As the days here get colder and shorter, are you worried that the bonus won’t quite stretch to a sojourn next to the azure waters of the Caribbean? Or that there won’t be a job left for you when you return?
There is a solution. Lawyers are being offered the opportunity to go out to destinations in central America, Asia and Africa for a few months to do pro bono work, says Liz Frost, managing consultant for Scotland at recruitment firm Hudson, which works with development charity Challenges Worldwide.
“I went to all the legal clients in Scotland and said this is how you can develop your staff and keep them motivated during an economic downturn,” she says.
Instead of digging wells and building schools, Liz explains, lawyers do what they’re best at - drafting documents and providing legal advice. A corporate finance lawyer might find she is advising a microfinance organisation in Tanzania, for example, while a property lawyer could find he is helping a Bangladeshi hospital commercialise unused assets.
Scottish firm Dundas & Wilson is among the firms that has signed up, but magic and silver circle outfits have also participated, and Eoghan Mackie, chief executive at Challenges Worldwide, says that interest is growing pretty quickly in the scheme.
“As a result of doing this lawyers have more confidence in the breadth of their professional capability and more highly-developed soft skills such as greater self-awareness,” he says.
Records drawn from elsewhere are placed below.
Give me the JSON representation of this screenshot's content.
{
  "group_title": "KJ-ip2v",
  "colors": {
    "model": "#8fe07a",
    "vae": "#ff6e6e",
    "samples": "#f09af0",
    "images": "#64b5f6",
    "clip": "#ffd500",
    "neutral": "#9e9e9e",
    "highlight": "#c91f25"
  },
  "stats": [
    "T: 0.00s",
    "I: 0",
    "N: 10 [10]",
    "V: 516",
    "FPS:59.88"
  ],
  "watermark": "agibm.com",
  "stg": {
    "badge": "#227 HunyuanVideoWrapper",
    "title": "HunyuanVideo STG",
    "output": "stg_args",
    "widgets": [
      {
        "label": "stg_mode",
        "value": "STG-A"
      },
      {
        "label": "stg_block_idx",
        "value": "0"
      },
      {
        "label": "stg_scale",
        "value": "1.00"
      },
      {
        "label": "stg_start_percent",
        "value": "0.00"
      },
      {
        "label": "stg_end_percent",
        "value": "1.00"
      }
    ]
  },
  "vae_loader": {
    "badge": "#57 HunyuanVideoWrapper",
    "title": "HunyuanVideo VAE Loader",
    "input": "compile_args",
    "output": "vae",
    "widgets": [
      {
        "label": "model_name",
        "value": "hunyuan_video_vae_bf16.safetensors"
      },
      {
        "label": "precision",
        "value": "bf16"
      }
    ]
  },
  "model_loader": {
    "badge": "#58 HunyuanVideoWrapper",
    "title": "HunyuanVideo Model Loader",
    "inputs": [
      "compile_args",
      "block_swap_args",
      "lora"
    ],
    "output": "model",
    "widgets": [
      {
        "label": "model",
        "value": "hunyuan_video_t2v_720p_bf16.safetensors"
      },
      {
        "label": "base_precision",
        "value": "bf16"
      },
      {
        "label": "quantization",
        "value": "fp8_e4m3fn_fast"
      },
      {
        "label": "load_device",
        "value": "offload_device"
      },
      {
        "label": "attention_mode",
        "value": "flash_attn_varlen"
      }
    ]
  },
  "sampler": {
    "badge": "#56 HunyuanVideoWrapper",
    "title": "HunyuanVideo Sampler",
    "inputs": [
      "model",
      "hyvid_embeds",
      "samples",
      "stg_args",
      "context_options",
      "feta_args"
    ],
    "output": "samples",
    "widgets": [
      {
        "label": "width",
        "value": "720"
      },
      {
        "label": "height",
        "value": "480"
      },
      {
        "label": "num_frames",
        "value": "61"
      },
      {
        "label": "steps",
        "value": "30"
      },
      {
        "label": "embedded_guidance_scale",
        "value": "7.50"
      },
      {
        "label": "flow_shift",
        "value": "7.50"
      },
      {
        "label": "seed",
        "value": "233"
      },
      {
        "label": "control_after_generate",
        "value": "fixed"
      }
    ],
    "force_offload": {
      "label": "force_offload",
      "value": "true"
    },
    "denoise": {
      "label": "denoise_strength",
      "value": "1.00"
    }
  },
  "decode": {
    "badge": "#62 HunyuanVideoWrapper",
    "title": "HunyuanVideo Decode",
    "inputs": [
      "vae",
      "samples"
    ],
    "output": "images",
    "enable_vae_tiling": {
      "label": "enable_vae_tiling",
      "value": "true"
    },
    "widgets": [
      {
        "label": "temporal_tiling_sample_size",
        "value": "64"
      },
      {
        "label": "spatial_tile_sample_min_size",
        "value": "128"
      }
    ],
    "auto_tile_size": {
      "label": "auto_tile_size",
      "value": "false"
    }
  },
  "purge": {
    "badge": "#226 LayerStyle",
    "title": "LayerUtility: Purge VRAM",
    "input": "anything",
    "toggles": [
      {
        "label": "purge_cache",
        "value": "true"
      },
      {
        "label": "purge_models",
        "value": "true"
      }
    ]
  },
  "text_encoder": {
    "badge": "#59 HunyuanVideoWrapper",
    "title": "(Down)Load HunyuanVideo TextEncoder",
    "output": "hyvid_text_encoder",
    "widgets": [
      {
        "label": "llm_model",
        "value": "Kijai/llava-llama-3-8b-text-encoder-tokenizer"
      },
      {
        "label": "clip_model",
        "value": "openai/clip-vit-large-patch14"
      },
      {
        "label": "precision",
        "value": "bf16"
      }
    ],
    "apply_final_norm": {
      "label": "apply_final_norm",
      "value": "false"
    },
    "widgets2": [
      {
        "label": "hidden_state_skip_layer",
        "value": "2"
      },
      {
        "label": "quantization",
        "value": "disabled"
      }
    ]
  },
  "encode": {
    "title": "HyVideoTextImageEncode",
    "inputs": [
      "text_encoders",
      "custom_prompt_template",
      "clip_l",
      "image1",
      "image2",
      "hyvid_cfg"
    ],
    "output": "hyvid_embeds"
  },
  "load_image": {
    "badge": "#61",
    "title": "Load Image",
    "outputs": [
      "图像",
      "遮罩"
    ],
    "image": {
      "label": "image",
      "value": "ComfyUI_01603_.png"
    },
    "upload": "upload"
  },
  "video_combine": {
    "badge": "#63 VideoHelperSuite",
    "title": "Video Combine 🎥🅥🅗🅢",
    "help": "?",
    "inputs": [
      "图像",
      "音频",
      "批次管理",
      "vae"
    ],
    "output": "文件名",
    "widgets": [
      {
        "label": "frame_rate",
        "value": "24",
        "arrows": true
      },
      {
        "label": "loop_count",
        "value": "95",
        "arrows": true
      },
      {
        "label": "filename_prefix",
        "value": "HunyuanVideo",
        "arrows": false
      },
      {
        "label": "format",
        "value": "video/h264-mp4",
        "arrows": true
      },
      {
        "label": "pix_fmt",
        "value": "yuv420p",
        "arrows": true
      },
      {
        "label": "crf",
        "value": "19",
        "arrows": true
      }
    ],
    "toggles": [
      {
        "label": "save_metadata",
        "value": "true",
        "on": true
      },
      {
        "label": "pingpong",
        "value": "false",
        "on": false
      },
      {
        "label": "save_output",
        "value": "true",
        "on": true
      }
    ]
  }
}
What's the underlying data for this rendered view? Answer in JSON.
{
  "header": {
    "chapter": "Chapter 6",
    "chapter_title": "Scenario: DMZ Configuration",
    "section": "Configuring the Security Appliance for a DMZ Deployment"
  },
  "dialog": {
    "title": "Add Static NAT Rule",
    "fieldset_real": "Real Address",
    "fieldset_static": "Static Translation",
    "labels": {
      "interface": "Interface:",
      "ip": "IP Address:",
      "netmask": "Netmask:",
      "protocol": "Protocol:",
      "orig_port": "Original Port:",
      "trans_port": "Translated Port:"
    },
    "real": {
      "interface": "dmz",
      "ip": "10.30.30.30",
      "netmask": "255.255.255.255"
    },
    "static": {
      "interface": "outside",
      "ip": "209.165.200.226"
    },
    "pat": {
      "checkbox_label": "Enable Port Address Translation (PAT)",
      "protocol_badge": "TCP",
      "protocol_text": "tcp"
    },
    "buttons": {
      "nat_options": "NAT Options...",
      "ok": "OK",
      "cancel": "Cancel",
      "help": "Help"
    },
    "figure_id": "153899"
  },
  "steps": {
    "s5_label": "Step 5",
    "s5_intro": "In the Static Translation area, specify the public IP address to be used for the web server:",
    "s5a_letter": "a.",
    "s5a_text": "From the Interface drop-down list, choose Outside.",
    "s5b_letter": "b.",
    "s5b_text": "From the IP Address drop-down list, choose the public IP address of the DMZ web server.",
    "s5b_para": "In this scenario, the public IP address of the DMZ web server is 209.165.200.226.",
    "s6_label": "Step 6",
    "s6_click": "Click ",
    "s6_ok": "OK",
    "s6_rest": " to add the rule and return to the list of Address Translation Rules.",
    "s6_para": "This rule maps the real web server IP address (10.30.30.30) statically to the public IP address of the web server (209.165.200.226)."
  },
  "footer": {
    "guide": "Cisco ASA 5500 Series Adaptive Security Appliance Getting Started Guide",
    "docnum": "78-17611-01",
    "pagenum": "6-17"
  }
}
Mackie explains that it is down to the firms to decide how much they pay their global ambassadors of justice - some might get little more than a stipend, while others could get something close to their ordinary salary. However the scheme both offers firms an alternative to making good lawyers redundant, while offering those lawyers adventure and a chance to maintain their skills with a safe(r) chance of a job to return to when the economy gets back on track.
Admittedly, this is not much of an option for a lawyer with a family and a mortgage to sustain. But when compared with what some firms are reportedly paying out in redundancy packages, the prospect sounds more appealing than some of the alternatives.